CHICAGO (360Dx) – Many molecular laboratories have laboratory information systems that fall short of even the most basic requirements, according to a recent article published in the Journal of Molecular Diagnostics.
In it, the researchers described shortcomings that they found in bar coding, the ability to interface with lab instruments and electronic health records, storage of preanalytical data, outcomes reporting, and compliance with HIPAA security rules that have been in place for nearly a decade and a half.
"Without adoption of common standards for health data transmission that include a full [Health Level Seven International] messaging interface, interoperability with other laboratory information systems and electronic health records may fail as well," the authors wrote, adding "Laboratories in this situation are then still reliant on paper, flash drives, and other means of data transfer to get results into a report."
Corresponding author Alexis Carter, physician informaticist for the pathology lab at Children's Healthcare of Atlanta, said that her lab takes multiple steps to get data into the LIS and assure that the information is accurate.
"Typically, multiple people are checking," resulting in a far more labor-intensive process than if systems were more tightly integrated, she said.
These "functionality gaps," the researchers added in the paper, have only increased in the age of next-generation sequencing.
"The concern for me as a molecular pathologist is that molecular testing is skyrocketing in volume," Carter said, citing statistics from the paper that suggest general labs are seeing their volume increase by 2 to 4 percent annually, while molecular labs are dealing with volume increases of 15 to 20 percent per year.
"At some point we are going to reach this point where we simply just can't … take on more volume because we don't have the infrastructure to support it," Carter said. "The biggest concern, obviously, is accuracy."
Genomics presents some of its own challenges. For example, in a pathology report, most people will be able to reason that "adenofarcenoma" transcribed in the report is supposed to mean "adenocarcinoma" and let the pathologist know.
"But if you are reporting [the gene mutation] L858R as an L858L, that's a completely different connotation, and it might raise eyebrows, but it might not necessarily be recognized as an error," Carter explained. "Those types of mistakes are significant but even harder to recognize."
In a survey of 34 questions returned by 80 professionals in US molecular labs for the study, Carter and her colleagues found that breakdowns in LIS workflows occur for a variety of reasons, including a lack of instrument capabilities. Just 12.5 percent of respondents reported that their instrumentation could electronically transmit raw data to their LIS. "This means that current workflows largely require the use of one or more paper media, transcription, and/or copy-paste to transform raw result data into a report for sign out," the authors wrote.
Even many modern molecular LISs lack tools for "effective report generation," the article said. Only about half of respondents said that they could populate reports with discrete data from their lab systems. "In fact, when asked what people loved or hated about their LIS, the most common answer in either direction dealt with reporting," according to the paper.
Another major area of concern is the ability of LISs to comply with HIPAA even though the final privacy rule took effect in 2004 and the security rule about a year later. The standards did undergo some modifications in 2013 with the HIPAA Omnibus Rule, which, among other things, included genetic data as "protected health information" that is subject to HIPAA protections.
Less than 20 percent of respondents in the study survey said that all instruments in their labs have unique user names and passwords, which HIPAA requires. According to the researchers, the reasons for this differ, but they found that several instrument manufacturers have made it "impossible " to create a user name or password, while other instruments aren't able to handle more than one or two generic logins and passwords in the instrument software.

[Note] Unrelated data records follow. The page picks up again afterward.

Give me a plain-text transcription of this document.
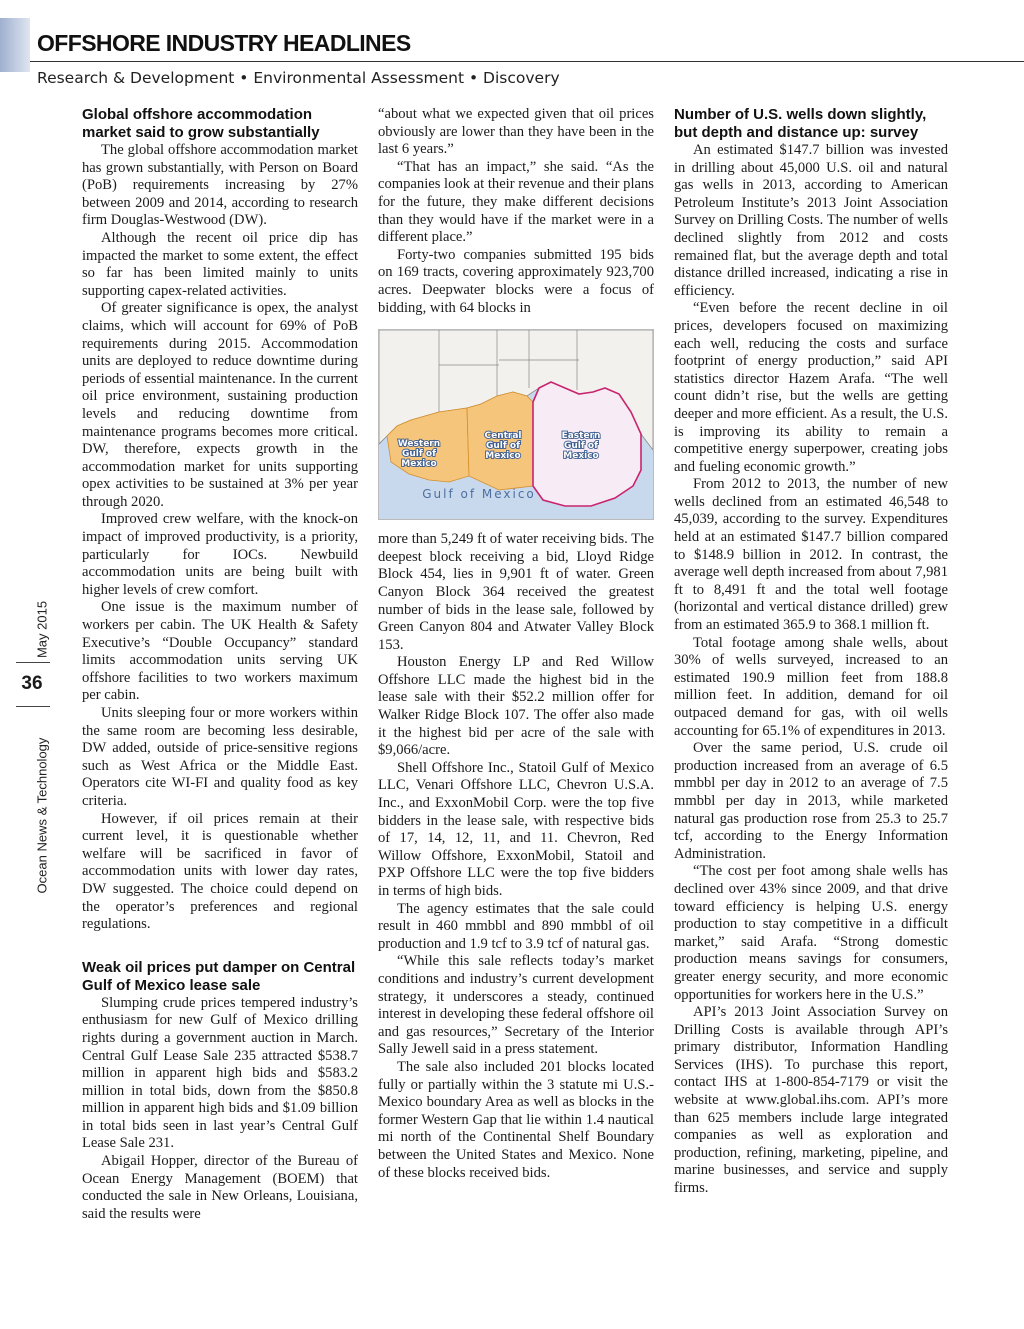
OFFSHORE INDUSTRY HEADLINES
Research & Development • Environmental Assessment • Discovery
May 2015
36
Ocean News & Technology
Global offshore accommodation market said to grow substantially

The global offshore accommodation market has grown substantially, with Person on Board (PoB) requirements increasing by 27% between 2009 and 2014, according to research firm Douglas-Westwood (DW).

Although the recent oil price dip has impacted the market to some extent, the effect so far has been limited mainly to units supporting capex-related activities.

Of greater significance is opex, the analyst claims, which will account for 69% of PoB requirements during 2015. Accommodation units are deployed to reduce downtime during periods of essential maintenance. In the current oil price environment, sustaining production levels and reducing downtime from maintenance programs becomes more critical. DW, therefore, expects growth in the accommodation market for units supporting opex activities to be sustained at 3% per year through 2020.

Improved crew welfare, with the knock-on impact of improved productivity, is a priority, particularly for IOCs. Newbuild accommodation units are being built with higher levels of crew comfort.

One issue is the maximum number of workers per cabin. The UK Health & Safety Executive’s “Double Occupancy” standard limits accommodation units serving UK offshore facilities to two workers maximum per cabin.

Units sleeping four or more workers within the same room are becoming less desirable, DW added, outside of price-sensitive regions such as West Africa or the Middle East. Operators cite WI-FI and quality food as key criteria.

However, if oil prices remain at their current level, it is questionable whether welfare will be sacrificed in favor of accommodation units with lower day rates, DW suggested. The choice could depend on the operator’s preferences and regional regulations.

Weak oil prices put damper on Central Gulf of Mexico lease sale

Slumping crude prices tempered industry’s enthusiasm for new Gulf of Mexico drilling rights during a government auction in March. Central Gulf Lease Sale 235 attracted $538.7 million in apparent high bids and $583.2 million in total bids, down from the $850.8 million in apparent high bids and $1.09 billion in total bids seen in last year’s Central Gulf Lease Sale 231.

Abigail Hopper, director of the Bureau of Ocean Energy Management (BOEM) that conducted the sale in New Orleans, Louisiana, said the results were

“about what we expected given that oil prices obviously are lower than they have been in the last 6 years.”

“That has an impact,” she said. “As the companies look at their revenue and their plans for the future, they make different decisions than they would have if the market were in a different place.”

Forty-two companies submitted 195 bids on 169 tracts, covering approximately 923,700 acres. Deepwater blocks were a focus of bidding, with 64 blocks in

Western
Gulf of
Mexico
Central
Gulf of
Mexico
Eastern
Gulf of
Mexico
Gulf of Mexico

more than 5,249 ft of water receiving bids. The deepest block receiving a bid, Lloyd Ridge Block 454, lies in 9,901 ft of water. Green Canyon Block 364 received the greatest number of bids in the lease sale, followed by Green Canyon 804 and Atwater Valley Block 153.

Houston Energy LP and Red Willow Offshore LLC made the highest bid in the lease sale with their $52.2 million offer for Walker Ridge Block 107. The offer also made it the highest bid per acre of the sale with $9,066/acre.

Shell Offshore Inc., Statoil Gulf of Mexico LLC, Venari Offshore LLC, Chevron U.S.A. Inc., and ExxonMobil Corp. were the top five bidders in the lease sale, with respective bids of 17, 14, 12, 11, and 11. Chevron, Red Willow Offshore, ExxonMobil, Statoil and PXP Offshore LLC were the top five bidders in terms of high bids.

The agency estimates that the sale could result in 460 mmbbl and 890 mmbbl of oil production and 1.9 tcf to 3.9 tcf of natural gas.

“While this sale reflects today’s market conditions and industry’s current development strategy, it underscores a steady, continued interest in developing these federal offshore oil and gas resources,” Secretary of the Interior Sally Jewell said in a press statement.

The sale also included 201 blocks located fully or partially within the 3 statute mi U.S.-Mexico boundary Area as well as blocks in the former Western Gap that lie within 1.4 nautical mi north of the Continental Shelf Boundary between the United States and Mexico. None of these blocks received bids.

Number of U.S. wells down slightly, but depth and distance up: survey

An estimated $147.7 billion was invested in drilling about 45,000 U.S. oil and natural gas wells in 2013, according to American Petroleum Institute’s 2013 Joint Association Survey on Drilling Costs. The number of wells declined slightly from 2012 and costs remained flat, but the average depth and total distance drilled increased, indicating a rise in efficiency.

“Even before the recent decline in oil prices, developers focused on maximizing each well, reducing the costs and surface footprint of energy production,” said API statistics director Hazem Arafa. “The well count didn’t rise, but the wells are getting deeper and more efficient. As a result, the U.S. is improving its ability to remain a competitive energy superpower, creating jobs and fueling economic growth.”

From 2012 to 2013, the number of new wells declined from an estimated 46,548 to 45,039, according to the survey. Expenditures held at an estimated $147.7 billion compared to $148.9 billion in 2012. In contrast, the average well depth increased from about 7,981 ft to 8,491 ft and the total well footage (horizontal and vertical distance drilled) grew from an estimated 365.9 to 368.1 million ft.

Total footage among shale wells, about 30% of wells surveyed, increased to an estimated 190.9 million feet from 188.8 million feet. In addition, demand for oil outpaced demand for gas, with oil wells accounting for 65.1% of expenditures in 2013.

Over the same period, U.S. crude oil production increased from an average of 6.5 mmbbl per day in 2012 to an average of 7.5 mmbbl per day in 2013, while marketed natural gas production rose from 25.3 to 25.7 tcf, according to the Energy Information Administration.

“The cost per foot among shale wells has declined over 43% since 2009, and that drive toward efficiency is helping U.S. energy production to stay competitive in a difficult market,” said Arafa. “Strong domestic production means savings for consumers, greater energy security, and more economic opportunities for workers here in the U.S.”

API’s 2013 Joint Association Survey on Drilling Costs is available through API’s primary distributor, Information Handling Services (IHS). To purchase this report, contact IHS at 1-800-854-7179 or visit the website at www.global.ihs.com. API’s more than 625 members include large integrated companies as well as exploration and production, refining, marketing, pipeline, and marine businesses, and service and supply firms.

Some device makers require all users of a specific instrument to share a preset login and password, a setup that makes it impossible to have the type of audit trail that HIPAA mandates.
And end users rarely demand such features in their LIS technology. Whenever Carter asks for more security, vendors "frequently tell me that I am the first person who has ever asked them about this," she said, noting that instrument software vendors often are small and do not have compliance departments on the scale of, say, EHR vendors.
"Most of the reports of this fundamental lack of functionality really is more on the instrument software side," Carter said. She declined to identify who they are but said some are "pretty big-name vendors in the field."
Laboratories, even those within health systems, often are left on their own to ask such questions when purchasing technology. "If they didn't have somebody who knew to ask those questions, then they ended up purchasing things based on their functionality, and not necessarily based on some of these other components," Carter said.
While the findings may be concerning, Carter is optimistic that the paper will serve as a wake-up call to the industry.
"I'm really hopeful that the paper will be useful not just for laboratorians, but also for vendors, to educate them and to try to help bridge that gap of communication as to what laboratorians actually need, not just from a functionality perspective, but also from a compliance perspective, and then to give vendors an idea of where they might focus some of their development," Carter said.